Das Gezerre um die Besetzung der Geschäftsführerposition der Adlershofer Wista-Management GmbH verärgert zunehmend den Aufsichtsrat. "Herr Gentz ist sehr beunruhigt", hieß es am Donnerstag im Büro des Daimler-Chrysler-Finanzvorstands und Wista-Aufsichtsrats Manfred Gentz. Ähnlich äußerte sich der Präsident der Humboldt-Uni, Jürgen Mlynek: "Ich bewundere die Geduld der Aufsichtsratsmitglieder", sagte Mlynek gegenüber dem Tagesspiegel und forderte Stadtentwicklungssenator Peter Strieder (SPD) auf, "jetzt konstruktiv an der Entscheidungsfindung mitzuwirken". Am Mittwoch war, wie berichtet, Wirtschaftssenatorin Juliane Freifrau von Friesen aus dem Aufsichtsrat zurückgetreten, weil zum wiederholten Mal keine Lösung für den Anfang Januar vakant werdenden Geschäftsführerposten gefunden worden war. "Das ganze Auswahlverfahren lief unprofessionell", kritisierte von Friesen das bisherige Procedere. Sie selbst habe sich "ergebnisorientiert" um die Wiederbesetzung der Stelle bemüht, und "nicht wie Herr Strieder parteiorientiert".

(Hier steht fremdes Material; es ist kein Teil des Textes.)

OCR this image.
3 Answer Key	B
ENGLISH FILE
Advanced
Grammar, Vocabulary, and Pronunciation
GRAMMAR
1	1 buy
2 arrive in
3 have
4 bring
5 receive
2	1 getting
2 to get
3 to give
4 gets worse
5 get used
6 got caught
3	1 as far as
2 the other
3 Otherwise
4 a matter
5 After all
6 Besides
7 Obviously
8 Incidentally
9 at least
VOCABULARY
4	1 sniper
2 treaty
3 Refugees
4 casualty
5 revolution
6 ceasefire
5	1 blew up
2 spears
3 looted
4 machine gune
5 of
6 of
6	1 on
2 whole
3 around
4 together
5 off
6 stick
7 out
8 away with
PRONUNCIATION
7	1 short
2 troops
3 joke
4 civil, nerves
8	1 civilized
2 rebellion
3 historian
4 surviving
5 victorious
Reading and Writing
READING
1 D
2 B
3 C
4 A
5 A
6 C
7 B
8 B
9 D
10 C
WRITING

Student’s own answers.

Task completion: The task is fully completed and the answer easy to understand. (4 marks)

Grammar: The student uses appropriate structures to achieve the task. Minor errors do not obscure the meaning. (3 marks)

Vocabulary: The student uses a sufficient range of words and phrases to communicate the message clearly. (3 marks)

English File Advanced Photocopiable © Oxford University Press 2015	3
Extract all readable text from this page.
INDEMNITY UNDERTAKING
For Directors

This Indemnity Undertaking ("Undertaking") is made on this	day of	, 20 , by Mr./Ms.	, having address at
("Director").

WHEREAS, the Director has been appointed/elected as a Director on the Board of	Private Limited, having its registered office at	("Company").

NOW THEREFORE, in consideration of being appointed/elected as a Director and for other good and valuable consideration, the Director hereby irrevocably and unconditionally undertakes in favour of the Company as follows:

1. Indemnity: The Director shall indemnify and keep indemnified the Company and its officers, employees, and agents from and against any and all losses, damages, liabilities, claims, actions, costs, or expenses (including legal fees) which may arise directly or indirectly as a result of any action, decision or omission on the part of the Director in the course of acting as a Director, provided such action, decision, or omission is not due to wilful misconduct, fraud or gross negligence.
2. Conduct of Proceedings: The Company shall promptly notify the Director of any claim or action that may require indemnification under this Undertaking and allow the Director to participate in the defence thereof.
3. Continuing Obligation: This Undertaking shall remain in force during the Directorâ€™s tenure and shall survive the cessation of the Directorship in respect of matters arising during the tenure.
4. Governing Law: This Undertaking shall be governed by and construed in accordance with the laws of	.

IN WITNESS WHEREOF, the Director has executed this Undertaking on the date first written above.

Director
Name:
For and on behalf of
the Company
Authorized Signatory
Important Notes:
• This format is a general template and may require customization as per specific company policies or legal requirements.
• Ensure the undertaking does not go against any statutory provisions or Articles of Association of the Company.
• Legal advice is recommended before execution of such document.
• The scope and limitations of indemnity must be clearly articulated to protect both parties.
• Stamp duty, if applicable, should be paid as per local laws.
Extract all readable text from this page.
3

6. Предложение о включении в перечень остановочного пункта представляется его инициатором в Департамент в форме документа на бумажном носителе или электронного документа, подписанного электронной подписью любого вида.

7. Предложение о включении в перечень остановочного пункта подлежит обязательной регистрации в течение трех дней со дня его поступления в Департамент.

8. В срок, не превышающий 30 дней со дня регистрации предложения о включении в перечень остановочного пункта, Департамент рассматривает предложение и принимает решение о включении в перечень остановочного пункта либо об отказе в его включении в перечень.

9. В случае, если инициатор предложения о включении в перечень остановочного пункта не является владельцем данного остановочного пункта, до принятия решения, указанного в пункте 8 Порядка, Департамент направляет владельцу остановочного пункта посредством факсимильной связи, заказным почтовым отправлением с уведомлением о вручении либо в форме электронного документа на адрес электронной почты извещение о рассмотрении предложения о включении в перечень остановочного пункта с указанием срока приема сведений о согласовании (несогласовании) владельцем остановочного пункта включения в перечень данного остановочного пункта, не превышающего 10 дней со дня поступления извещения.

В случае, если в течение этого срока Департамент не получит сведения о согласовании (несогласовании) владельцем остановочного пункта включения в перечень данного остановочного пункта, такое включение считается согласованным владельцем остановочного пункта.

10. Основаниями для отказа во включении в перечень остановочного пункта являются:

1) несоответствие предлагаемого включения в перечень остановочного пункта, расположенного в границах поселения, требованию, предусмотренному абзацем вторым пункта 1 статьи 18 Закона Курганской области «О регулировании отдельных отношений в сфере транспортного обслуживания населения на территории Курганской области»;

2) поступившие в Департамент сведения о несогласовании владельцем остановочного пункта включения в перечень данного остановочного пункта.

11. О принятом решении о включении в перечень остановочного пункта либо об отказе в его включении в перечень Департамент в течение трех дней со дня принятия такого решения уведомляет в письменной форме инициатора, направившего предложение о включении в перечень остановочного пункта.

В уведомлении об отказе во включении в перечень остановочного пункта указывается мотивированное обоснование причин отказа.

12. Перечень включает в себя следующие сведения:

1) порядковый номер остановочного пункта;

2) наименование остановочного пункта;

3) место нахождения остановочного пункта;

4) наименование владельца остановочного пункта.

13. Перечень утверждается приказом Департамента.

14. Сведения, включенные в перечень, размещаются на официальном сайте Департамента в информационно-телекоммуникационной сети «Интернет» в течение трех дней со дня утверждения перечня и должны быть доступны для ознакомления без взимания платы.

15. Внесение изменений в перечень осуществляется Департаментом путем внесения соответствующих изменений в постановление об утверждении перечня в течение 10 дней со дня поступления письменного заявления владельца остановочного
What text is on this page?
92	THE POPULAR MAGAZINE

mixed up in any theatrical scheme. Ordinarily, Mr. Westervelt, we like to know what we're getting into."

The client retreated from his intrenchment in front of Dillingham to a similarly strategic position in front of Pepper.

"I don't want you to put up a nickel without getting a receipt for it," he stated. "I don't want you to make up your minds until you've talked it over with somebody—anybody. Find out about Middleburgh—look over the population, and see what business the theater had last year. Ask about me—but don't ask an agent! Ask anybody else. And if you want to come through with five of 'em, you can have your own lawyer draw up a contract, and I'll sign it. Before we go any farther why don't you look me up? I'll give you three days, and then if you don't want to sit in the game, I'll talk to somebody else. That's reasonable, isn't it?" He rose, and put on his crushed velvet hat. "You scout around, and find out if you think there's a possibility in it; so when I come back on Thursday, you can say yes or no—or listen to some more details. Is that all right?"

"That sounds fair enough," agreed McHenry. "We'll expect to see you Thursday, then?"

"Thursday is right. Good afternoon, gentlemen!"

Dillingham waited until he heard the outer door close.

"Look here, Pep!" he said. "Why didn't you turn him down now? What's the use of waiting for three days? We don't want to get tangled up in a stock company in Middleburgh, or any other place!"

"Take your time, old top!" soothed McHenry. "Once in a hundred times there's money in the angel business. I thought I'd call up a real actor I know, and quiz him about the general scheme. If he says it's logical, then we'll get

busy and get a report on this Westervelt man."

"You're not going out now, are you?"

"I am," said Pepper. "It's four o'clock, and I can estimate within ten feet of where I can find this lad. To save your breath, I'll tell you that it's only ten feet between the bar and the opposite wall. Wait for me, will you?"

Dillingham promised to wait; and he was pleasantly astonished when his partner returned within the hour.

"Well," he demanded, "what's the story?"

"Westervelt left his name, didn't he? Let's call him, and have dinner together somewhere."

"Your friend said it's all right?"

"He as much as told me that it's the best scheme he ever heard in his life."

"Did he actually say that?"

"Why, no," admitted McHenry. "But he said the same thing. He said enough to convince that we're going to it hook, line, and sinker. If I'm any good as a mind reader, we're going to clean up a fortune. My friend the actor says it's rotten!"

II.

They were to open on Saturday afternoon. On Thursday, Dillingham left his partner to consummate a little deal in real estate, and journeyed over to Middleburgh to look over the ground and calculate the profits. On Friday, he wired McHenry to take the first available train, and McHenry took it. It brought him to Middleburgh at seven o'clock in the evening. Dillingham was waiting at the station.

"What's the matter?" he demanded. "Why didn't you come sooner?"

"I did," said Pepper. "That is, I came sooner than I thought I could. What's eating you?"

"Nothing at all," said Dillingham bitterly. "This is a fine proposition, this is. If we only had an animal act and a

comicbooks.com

Nach Angaben von Rolf Scharwächter, der als Wista-Geschäftsführer Ende des Jahres ausscheidet, soll seine Stelle bis Ende Januar neu besetzt werden. Die Position werde neu ausgeschrieben. Ein erstes Ausschreibungsverfahren hatte im Sommer fünf Bewerber ergeben. Nach den Neuwahlen kamen zwei neue Bewerber ins Spiel. Scharwächter zufolge sollen alle sieben bisherigen Bewerber automatisch in die engere Wahl kommen. Doch im Aufsichtsrat gibt es inzwischen die Befürchtung, dass die Anforderungen an den Wista-Geschäftsführer - Erfahrungen in einem Unternehmen sowie naturwissenschaftlich-technische Qualifikation - geändert werden könnten, damit Senator Strieder möglicherweise einen Kandidaten seiner Wahl durchsetzen kann.